Premium Return 2 – The Return
The sequel to yesterday’s feature on FCA’s call for insurers to review the value of products. Where they do decide to provide a return of premium you should be aware of the possible or not IPT implications of this.
Nacho not libre
To continue our irregular series of articles that you would presume were April Fools in any other circumstances, we bring you the story of Spanish porn actor Nacho Libre and the venomous toad. Nacho stands accused of having presided as a Shaman at a ceremony where a fashion photographer died as a result of inhaling the vapours of a Sonoran desert toad. Could happen to anyone, surely? But more interestingly, the vapour “contains a psychedelic substance known as 5-MEO-DMT which medical researchers have studied as a possible treatment for depression and anxiety”. So give some to the ships!
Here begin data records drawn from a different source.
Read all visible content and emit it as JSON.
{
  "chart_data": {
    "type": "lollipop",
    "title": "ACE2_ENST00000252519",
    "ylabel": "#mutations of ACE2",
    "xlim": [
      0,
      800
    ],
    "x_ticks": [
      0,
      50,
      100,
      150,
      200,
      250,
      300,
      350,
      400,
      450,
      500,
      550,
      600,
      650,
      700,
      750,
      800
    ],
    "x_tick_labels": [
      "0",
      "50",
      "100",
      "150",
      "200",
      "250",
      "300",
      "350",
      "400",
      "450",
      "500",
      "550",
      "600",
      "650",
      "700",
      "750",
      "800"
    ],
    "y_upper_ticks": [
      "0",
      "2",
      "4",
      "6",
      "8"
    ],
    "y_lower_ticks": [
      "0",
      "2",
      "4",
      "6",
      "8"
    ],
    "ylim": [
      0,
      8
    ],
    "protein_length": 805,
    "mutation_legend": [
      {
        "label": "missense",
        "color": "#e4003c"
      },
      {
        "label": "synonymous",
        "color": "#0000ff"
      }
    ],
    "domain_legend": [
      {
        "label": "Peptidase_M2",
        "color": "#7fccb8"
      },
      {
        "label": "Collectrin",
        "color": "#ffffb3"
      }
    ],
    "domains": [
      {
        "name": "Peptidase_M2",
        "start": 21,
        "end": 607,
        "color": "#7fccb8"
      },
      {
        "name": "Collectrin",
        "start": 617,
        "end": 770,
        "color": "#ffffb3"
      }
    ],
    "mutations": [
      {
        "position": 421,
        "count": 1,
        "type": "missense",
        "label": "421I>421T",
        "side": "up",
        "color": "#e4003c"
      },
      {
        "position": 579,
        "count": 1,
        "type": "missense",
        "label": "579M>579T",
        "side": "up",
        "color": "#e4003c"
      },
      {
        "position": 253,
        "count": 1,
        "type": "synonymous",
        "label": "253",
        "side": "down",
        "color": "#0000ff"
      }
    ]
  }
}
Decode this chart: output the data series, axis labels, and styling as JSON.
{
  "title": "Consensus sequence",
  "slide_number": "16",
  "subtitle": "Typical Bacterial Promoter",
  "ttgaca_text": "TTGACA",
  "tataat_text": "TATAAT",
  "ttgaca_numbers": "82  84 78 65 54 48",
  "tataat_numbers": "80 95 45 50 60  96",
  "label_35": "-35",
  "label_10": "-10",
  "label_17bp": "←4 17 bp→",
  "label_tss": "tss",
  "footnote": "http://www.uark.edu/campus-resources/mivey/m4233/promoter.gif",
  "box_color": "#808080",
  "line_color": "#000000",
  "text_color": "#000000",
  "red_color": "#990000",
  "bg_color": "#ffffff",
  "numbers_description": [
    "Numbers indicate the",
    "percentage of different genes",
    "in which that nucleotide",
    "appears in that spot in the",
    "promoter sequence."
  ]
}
And this just in on Twitter. “GAMECHANGER! WH scientists, not that loser Fauci, have cracked the Rona! 5-MEO-DMT is a great, great drug. Totally cures the Covid! The only way it could be better is if it was 5-MEO-DJT. They should really do that. Name it after me. Hydroxychloroquine is so, so sad. I always said it was no good. Get me some Sonoran toads. Winning!”
Presumably once the test result is in, most of Parliament will be on Alokdown?